By Jonathan Craig
It seems like ages since I last wrote one of these. Lockdown affected our sense of time in fascinating ways. Many of us have struggled with insomnia, exacerbated by anxiety and the change of routine. Others have been shocked by how exhausting staying home can be.
It reminds me of the way I felt in the many hours I’ve spent in hospital waiting rooms, preparing for some verdict, or the absence of one. It’s the tension of having your fate in the balance. Whatever else some of us have been juggling along with this uncertainty, I think our whole society just spent some time in the waiting room.
New Horizons host Vaughn Bennison and I both initially felt our respective channels wouldn’t have anything to say about the pandemic that others couldn’t say better. But the topic seems to have an almost inescapable gravity. It’s just like the way waiting room conversations always orbit the same subject matter. “What will the doctor say this time? I wonder where he could have been all day. Will she offer anything new, or will I leave here with nothing to show from all this sitting around?”
When the present is paused, we are somehow compelled to make bets about the future. But difficult and tiresome as the process can feel, I don’t believe it’s as fruitless as you might think. We may not feel we have a choice but to worry about what’s ahead of us, but in some ways, we might be able to make it better than what’s behind.
I’m not denying the difficulty and disruption we’ve all been enduring. But this crisis has also challenged and inspired people in unprecedented ways. As we emerge, blinking, into a new day, I hope we can keep up the community spirit and work together to turn yesterday’s trials into today’s targets.
One thing I hope lockdown has defeated forever is society’s long-held reticence around communication tech. Many of us who’ve endured punishingly long public transport journeys are now in a much better position to request working at least partially from home.
Telehealth consultations, too, are an incredibly positive development, and not just because you can avoid those waiting rooms. I feel we’ll much less frequently need to arrive at high-stakes appointments flustered and exhausted after navigating a complex hospital or unfamiliar roads.
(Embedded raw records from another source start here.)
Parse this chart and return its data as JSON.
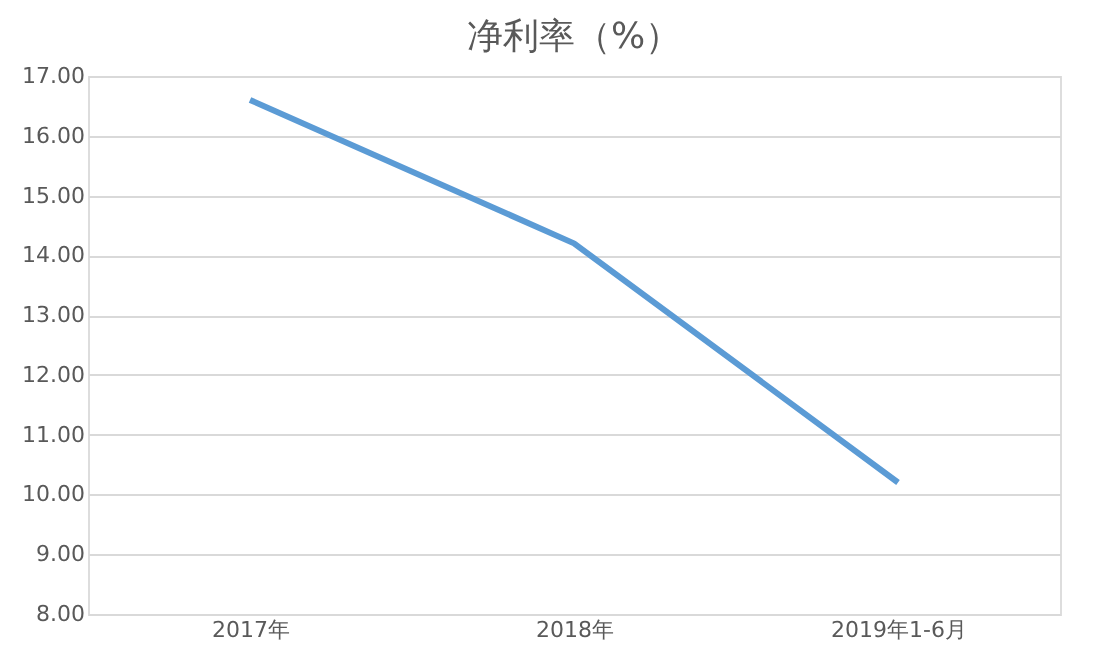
{
  "chart_data": {
    "type": "line",
    "title": "净利率（%）",
    "categories": [
      "2017年",
      "2018年",
      "2019年1-6月"
    ],
    "series": [
      {
        "color": "#5b9bd5",
        "values": [
          16.6,
          14.2,
          10.2
        ]
      }
    ],
    "ylim": [
      8,
      17
    ],
    "yticks": [
      {
        "value": 8,
        "label": "8.00"
      },
      {
        "value": 9,
        "label": "9.00"
      },
      {
        "value": 10,
        "label": "10.00"
      },
      {
        "value": 11,
        "label": "11.00"
      },
      {
        "value": 12,
        "label": "12.00"
      },
      {
        "value": 13,
        "label": "13.00"
      },
      {
        "value": 14,
        "label": "14.00"
      },
      {
        "value": 15,
        "label": "15.00"
      },
      {
        "value": 16,
        "label": "16.00"
      },
      {
        "value": 17,
        "label": "17.00"
      }
    ],
    "grid": "y",
    "marker": "none",
    "line_style": "solid"
  }
}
In her piece last year on the National Policy Council’s new and timely healthcare policy, Fiona Woods described the medical profession’s unwillingness to provide correspondence digitally due to security concerns. In my personal interactions, I’ve seen that change utterly in the last two months, and I hope that will prove true generally as well.
But the most important impact of this time, which is harder to quantify, and is potentially game-changing, is around empathy. The needs and difficulties of people with disability have rarely received such frequent media coverage. BCA’s online Happy Hours should go down in history not just for uniting our community, but also for drawing mainstream attention to the ways in which we’re facing the same fears, and feeling the same loneliness, as everyone else.
But we’ve also recognised, as a society, that COVID-19 has impacted different people in different ways. A recent story on The Project highlighted the unique challenges physical distancing presents for people who are blind or vision impaired. It is far more difficult to judge how far you are from someone else, or in some cases, even to know another person is present.
BCA has been doing brilliant advocacy around this issue, with their #BeThatPerson campaign, designed to encourage us to get back into the community, and show others how they can best assist us. Many of my friends hope this will result in fewer terrifying incidents where they’re grabbed by well-meaning strangers.
One of the things I’ve been doing during my own period of self-isolation is catching up on all the TV I’ve missed. Much as I’ve enjoyed how much described content is now available on various streaming platforms, in a time like this there’s nothing more satisfying than knowing you’re watching the same thing, at the same time, as everyone else.
The arrival of Audio Description on free-to-air TV couldn’t have come at a better time. Watching live, described programs meant more to me when I came to understand that it was a victory more than two decades in the making. That story is told in this issue’s feature essay, and though it reveals the difficulty of the battle, and the work that still needs doing, it also reminds us that frustrating and arduous as it can feel, advocacy works.
Though parts of our Eye to the Future program have been necessarily put on hold, I love the recently launched website, which you can also read about later this issue. Of course, at the moment there are fewer jobs than ever, but again this is a great chance for us to think about how we can create a more inclusive job market.
So all in all, as tough as this year has been for everyone so far, I believe that by making the best of what we’ve been dealt, we can build something better than what we had before. In your very near future is the rest of this issue. As usual, I hope you enjoy it. Until we meet again, stay well, and stay safe.